Practical implications for farmers
If you’re a farmer reading this, here’s what changes when you think in SHG + CREU + Two-Tier terms.
You stop chasing generic targets.
Instead, you can ask four practical questions:
- What CREU am I in?
Meaning: what are my soil + climate constraints? - What is my reference-informed potential range?
Not a national “ideal.” Your local ecological baseline. - How big is my gap right now?
SHG makes “improvement” quantitative. - Is my management shrinking the gap over time?
That’s the real definition of soil health improvement.
It also changes how we talk about success.
Success becomes “closing the gap,” not “hitting a universal number.” That’s fairer. And it’s more scientifically honest.
Practical implications for researchers and programs
If you’re a researcher, consultant, or program manager:
This framework gives you defensible interpretation.
- SHG gives you a metric that is explicitly baseline-referenced.
- CREU reduces confounding by controlling for agroecological variability.
- STM/ESD-based reference selection avoids the fence line trap by grounding reference in ecological state.
- Two-tier reduces indicator overload while maintaining explanatory power (>85% variance).
And this is big for incentives and carbon markets: If thresholds are not ecological, we reward geography instead of management. The Tier 2 concept is built to avoid that trap by using CREU-calibrated reference distributions.
The future: where this needs to go next
This is where Soil Health Exchange enters as more than a discussion platform. Right now, CREU is still logical and conceptual in many places.

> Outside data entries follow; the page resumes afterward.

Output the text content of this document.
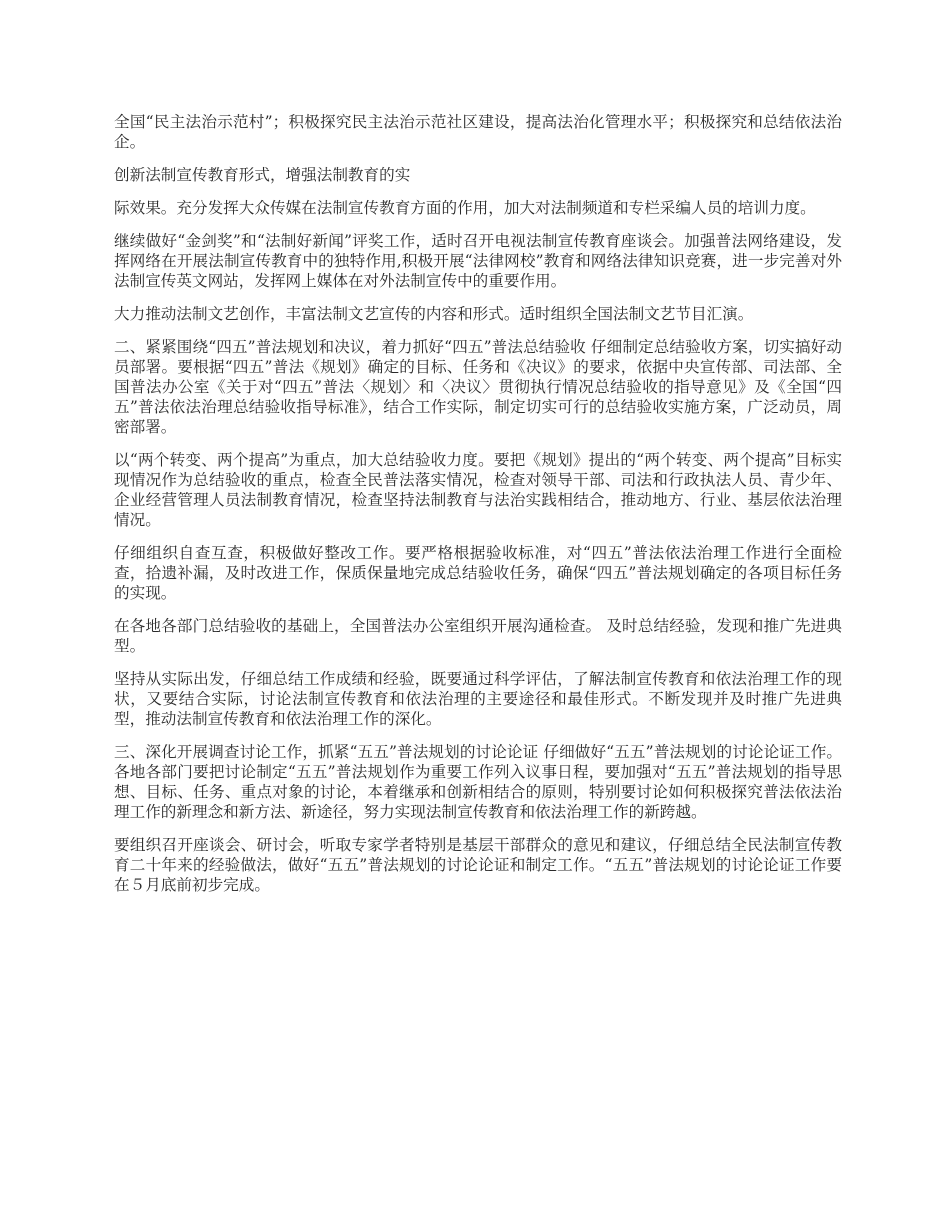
全国“民主法治示范村”；积极探究民主法治示范社区建设，提高法治化管理水平；积极探究和总结依法治企。

创新法制宣传教育形式，增强法制教育的实

际效果。充分发挥大众传媒在法制宣传教育方面的作用，加大对法制频道和专栏采编人员的培训力度。

继续做好“金剑奖”和“法制好新闻”评奖工作，适时召开电视法制宣传教育座谈会。加强普法网络建设，发挥网络在开展法制宣传教育中的独特作用,积极开展“法律网校”教育和网络法律知识竞赛，进一步完善对外法制宣传英文网站，发挥网上媒体在对外法制宣传中的重要作用。

大力推动法制文艺创作，丰富法制文艺宣传的内容和形式。适时组织全国法制文艺节目汇演。

二、紧紧围绕“四五”普法规划和决议，着力抓好“四五”普法总结验收 仔细制定总结验收方案，切实搞好动员部署。要根据“四五”普法《规划》确定的目标、任务和《决议》的要求，依据中央宣传部、司法部、全国普法办公室《关于对“四五”普法〈规划〉和〈决议〉贯彻执行情况总结验收的指导意见》及《全国“四五”普法依法治理总结验收指导标准》，结合工作实际，制定切实可行的总结验收实施方案，广泛动员，周密部署。

以“两个转变、两个提高”为重点，加大总结验收力度。要把《规划》提出的“两个转变、两个提高”目标实现情况作为总结验收的重点，检查全民普法落实情况，检查对领导干部、司法和行政执法人员、青少年、企业经营管理人员法制教育情况，检查坚持法制教育与法治实践相结合，推动地方、行业、基层依法治理情况。

仔细组织自查互查，积极做好整改工作。要严格根据验收标准，对“四五”普法依法治理工作进行全面检查，拾遗补漏，及时改进工作，保质保量地完成总结验收任务，确保“四五”普法规划确定的各项目标任务的实现。

在各地各部门总结验收的基础上，全国普法办公室组织开展沟通检查。 及时总结经验，发现和推广先进典型。

坚持从实际出发，仔细总结工作成绩和经验，既要通过科学评估，了解法制宣传教育和依法治理工作的现状，又要结合实际，讨论法制宣传教育和依法治理的主要途径和最佳形式。不断发现并及时推广先进典型，推动法制宣传教育和依法治理工作的深化。

三、深化开展调查讨论工作，抓紧“五五”普法规划的讨论论证 仔细做好“五五”普法规划的讨论论证工作。各地各部门要把讨论制定“五五”普法规划作为重要工作列入议事日程，要加强对“五五”普法规划的指导思想、目标、任务、重点对象的讨论，本着继承和创新相结合的原则，特别要讨论如何积极探究普法依法治理工作的新理念和新方法、新途径，努力实现法制宣传教育和依法治理工作的新跨越。

要组织召开座谈会、研讨会，听取专家学者特别是基层干部群众的意见和建议，仔细总结全民法制宣传教育二十年来的经验做法，做好“五五”普法规划的讨论论证和制定工作。“五五”普法规划的讨论论证工作要在５月底前初步完成。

The next step is operational:
- Digitize CREU
Build a map layer that can automatically identify CREU for a parcel using geospatial inputs (MLRA + precipitation zone (based on potential evapotranspiration) + soil texture/series). - Build reference distributions for each CREU
The system needs reference-based thresholds for Tier 2 interpretation. - Validate Tier 1 indicators in real-world test cases
We need paired, longitudinal datasets to show that the MDS tracks meaningful soil health changes across management transitions. - Make it farmer-usable
A user should be able to input:
location + soil type/texture + a few lab values (OM, pH, NO3-N, BD), and get back:
- “This is your CREU.”
- “These are your reference-informed thresholds.”
- “This is your soil health gap.”
- “Here’s what it implies, and what management pathways typically close that gap in this context.”
That’s the dream: simple measurement, smart interpretation, and ecological fairness. Because soil health will never be a universal scorecard. But it can absolutely be a universal method.